Sevim Belli’nin İstanbul’da Marsilya’ya gidecek gemiye binerken gözaltına alınıp Sirkeci’deki Sansaryan Han’a getirilmesiyle ’51 Tevkifatı’ denilen TKP’ye yönelik büyük operasyon başladı. Operasyon kapsamında Türkiye Komünist Partisi’nin Merkez Komitesi üyeleri; Dr. Şefik Hüsnü Değmer, Zeki Baştımar, Reşat Fuat Baraner, Mehmet Bozışık, Halil Yalçınkaya ve Mihri Belli tutuklandı ve ardından 187 kişiyi buldu.

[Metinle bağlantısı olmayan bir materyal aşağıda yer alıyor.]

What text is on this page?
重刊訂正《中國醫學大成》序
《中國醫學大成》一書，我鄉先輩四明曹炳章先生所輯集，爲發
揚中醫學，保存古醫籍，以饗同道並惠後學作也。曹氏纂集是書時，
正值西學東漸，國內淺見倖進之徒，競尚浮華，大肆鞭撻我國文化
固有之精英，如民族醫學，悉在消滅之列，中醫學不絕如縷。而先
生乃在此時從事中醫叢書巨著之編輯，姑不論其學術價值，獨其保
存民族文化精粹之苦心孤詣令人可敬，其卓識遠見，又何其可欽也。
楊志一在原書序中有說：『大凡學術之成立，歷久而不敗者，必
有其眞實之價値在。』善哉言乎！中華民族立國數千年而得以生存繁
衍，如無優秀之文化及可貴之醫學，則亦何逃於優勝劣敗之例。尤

Tutuklamalar devam ederken parti üyeleri arasında ‘asker kişiler de var’ diyen Demokrat Parti’nin çıkardığı özel bir kararnameyle, Sansaryan Hanı’ndaki İstanbul Emniyet Müdürlüğü Birinci (Siyasi) Şubesi’nin hücreler bölümünü “Ankara Garnizon Komutanlığı 2 No’lu Askeri Ceza ve Tutukevi’ne” çevirmiş ve bütün tutuklular buraya konuldu. İşkenceli sorgular, Komünist Masası görevlisi polisler ve asker sorgucular tarafından yapıldı. Emniyet Müdürlüğü’nde işkence yaptıran askeri sorgu hâkimi aynı zamanda mahkemede savcılık makamında da görevlendirildi. İki yıl boyunca burada işkence gören ve işkence tehdidi altında yaşayan tutuklular, daha sonra Merkez Kumandanlığı’nın Harbiye’de bulunan Ceza ve Tutukevi’ne nakledildi ve yargılamalar burada gizli celselerle sürdürüldü.